«City Plaza est le meilleur hôtel d’Athènes, peut-être de toute l’Europe… Il héberge la solidarité, l’estime de soi, les capacités créatives de l’humain…» Ce sont les mots de Konstantina Kouneva, eurodéputée Syriza, qui appelle les autorités à maintenir cette structure d’accueil de réfugiés. City Plaza était un hôtel trois-étoiles avec 100 chambres, situé dans un quartier populaire pas loin du centre-ville de la capitale grecque. La société de gérance de l’hôtel ayant fait faillite au début de la crise, les employés ont été empêchés par la propriétaire de mettre l’équipement aux enchères et de récupérer ainsi une partie de leur salaire non payé. L’hôtel est resté abandonné pendant sept ans.

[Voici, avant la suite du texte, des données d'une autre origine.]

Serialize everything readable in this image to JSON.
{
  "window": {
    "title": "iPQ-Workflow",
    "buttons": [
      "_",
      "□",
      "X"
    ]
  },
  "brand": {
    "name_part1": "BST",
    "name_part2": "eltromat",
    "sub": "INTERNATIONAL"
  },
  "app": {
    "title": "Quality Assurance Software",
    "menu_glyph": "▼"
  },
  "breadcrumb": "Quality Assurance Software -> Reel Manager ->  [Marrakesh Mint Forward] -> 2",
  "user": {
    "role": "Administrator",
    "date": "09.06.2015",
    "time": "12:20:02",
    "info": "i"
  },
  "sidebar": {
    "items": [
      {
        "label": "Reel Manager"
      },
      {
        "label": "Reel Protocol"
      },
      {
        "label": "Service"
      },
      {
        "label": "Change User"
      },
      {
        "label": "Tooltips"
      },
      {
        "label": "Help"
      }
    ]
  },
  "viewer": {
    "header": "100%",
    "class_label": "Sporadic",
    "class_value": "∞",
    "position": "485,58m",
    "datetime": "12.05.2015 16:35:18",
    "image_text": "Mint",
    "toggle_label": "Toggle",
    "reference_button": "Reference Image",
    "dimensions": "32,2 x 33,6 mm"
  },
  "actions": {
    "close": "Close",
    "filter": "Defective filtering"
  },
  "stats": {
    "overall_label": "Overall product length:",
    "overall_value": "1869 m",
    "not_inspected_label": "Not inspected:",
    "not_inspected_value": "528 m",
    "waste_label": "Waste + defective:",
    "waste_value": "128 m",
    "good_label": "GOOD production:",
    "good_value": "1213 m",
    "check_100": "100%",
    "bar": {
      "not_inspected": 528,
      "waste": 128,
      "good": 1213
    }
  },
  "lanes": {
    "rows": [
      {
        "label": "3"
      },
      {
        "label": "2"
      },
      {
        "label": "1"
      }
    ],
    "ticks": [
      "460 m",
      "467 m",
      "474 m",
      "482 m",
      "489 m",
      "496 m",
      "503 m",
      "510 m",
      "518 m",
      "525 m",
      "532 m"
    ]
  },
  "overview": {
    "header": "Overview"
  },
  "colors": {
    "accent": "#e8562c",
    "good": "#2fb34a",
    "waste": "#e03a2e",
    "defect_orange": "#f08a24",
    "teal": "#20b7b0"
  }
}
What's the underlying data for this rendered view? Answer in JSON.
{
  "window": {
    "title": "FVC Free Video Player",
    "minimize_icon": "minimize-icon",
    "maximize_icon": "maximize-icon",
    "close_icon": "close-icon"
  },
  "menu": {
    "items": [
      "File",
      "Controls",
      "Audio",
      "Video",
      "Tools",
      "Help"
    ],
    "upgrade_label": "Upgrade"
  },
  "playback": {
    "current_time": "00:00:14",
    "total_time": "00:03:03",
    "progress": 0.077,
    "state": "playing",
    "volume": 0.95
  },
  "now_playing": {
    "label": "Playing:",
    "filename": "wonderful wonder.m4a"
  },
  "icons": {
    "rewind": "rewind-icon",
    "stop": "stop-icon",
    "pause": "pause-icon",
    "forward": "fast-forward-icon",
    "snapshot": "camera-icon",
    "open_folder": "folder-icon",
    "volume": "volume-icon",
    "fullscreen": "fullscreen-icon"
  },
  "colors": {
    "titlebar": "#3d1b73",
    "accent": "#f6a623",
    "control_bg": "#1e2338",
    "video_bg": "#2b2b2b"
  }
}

Un peu plus loin, sur la place du quartier, la place Victoria, des dizaines des réfugiés campaient sous des tentes improvisées. Des militants du mouvement de soutien aux migrants ont donc occupé le City Plaza ensemble avec des réfugiés et procédé à quelques réparations. Ils ont transformé l’hôtel en une structure d’accueil, qui depuis avril 2016 ne désemplit pas. 100 familles y vivent actuellement, c’est-à-dire quelque 400 personnes, dont 170 enfants. Ces gens sont venues de Syrie, d’Afghanistan, d’Iran, du Kurdistan, d’Irak, de Palestine et du Pakistan. La plupart d’entre eux conçoivent la Grèce comme une étape de leur voyage vers l’Allemagne, l’Autriche, la Scandinavie ou la France, où ils ont souvent des proches. Dès qu’une famille peut partir, une autre prend sa place. La liste d’attente est quatre fois plus longue que la capacité d’accueil.
On se relaie pour préparer les repas
Le City Plaza est autogéré. Personne n’est rémunéré, réfugiés et militants assument solidairement les tâches domestiques. Tout le monde est censé s’inscrire -sans y être contraint- sur une liste d’équipes de quatre personnes qui assument à tour de rôle la préparation des repas. Ceux-ci sont pris collectivement dans la grande salle, qui sert également de salle de fête aux différents groupes ethniques selon le calendrier des événements importants dans leur culture. On discute de la gestion de la maison lors d’assemblées hebdomadaires, auxquelles participent les usagers, les bénévoles, les responsables de groupes de travail ainsi que des intervenants de l’extérieur. Chaque famille a une chambre à elle. On y est serrés, mais les gens ont enfin un chez soi, un lieu où ils peuvent avoir un peu d’intimité. Les usagers reçoivent des produits d’hygiène et de quoi faire leur lessive personnelle dans la chambre, les draps étant lavés à l’extérieur.
Il y a une infirmerie, et des médecins bénévoles peuvent être appelés pour donner les soins d’urgence et organiser la suite du traitement, au besoin à l’hôpital. Des bénévoles veillent à la scolarisation des enfants, leur donnent des cours de la langue maternelle et de grec et d’anglais, et leur proposent des activités éducatives ou ludiques. Un lieu d’agrément est le bar du City Plaza, qui propose des boissons sans alcool. Nous y avons vu des résidents discuter, communiquer au smartphone ou jouer au backgammon. Beaucoup ressentent comme une expérience enrichissante de pouvoir s’entendre avec des gens dont au départ ils ignorent la langue. Une attention particulière est portée à la sécurité: à la conciergerie, deux jeunes se renseignent sur le but de notre passage, avant de nous aiguiller vers la réception, où deux responsables nous ont aimablement expliqué le fonctionnement de la maison. Les dons en nature sont bienvenus, ainsi que des dons en argent provenant de particuliers, mais non d’organisations.
Le parquet s’en mêle
Le City Plaza montre qu’il est possible d’accueillir les réfugiés plus dignement que ce qui se passe actuellement. Occuper des bâtiments désaffectés ou même louer des appartements vacants pour y loger les réfugiés reviendrait moins cher que de viabiliser un terrain à la périphérie et d’y créer un ghetto de containers ou de baraques préfabriquées. Les militants et les milieux progressistes demandent la multiplication de structures d’accueil comme le City Plaza. Malheureusement, la propriétaire du bâtiment, une femme très riche grâce aux bons rapports qu’avait son père avec la dictature des colonels, entend maintenant récupérer son bien. Le parquet a déjà sommé les militants du City Plaza d’évacuer les lieux. La solution ne peut être que politique, et on espère que les autorités permettront au City Plaza de continuer.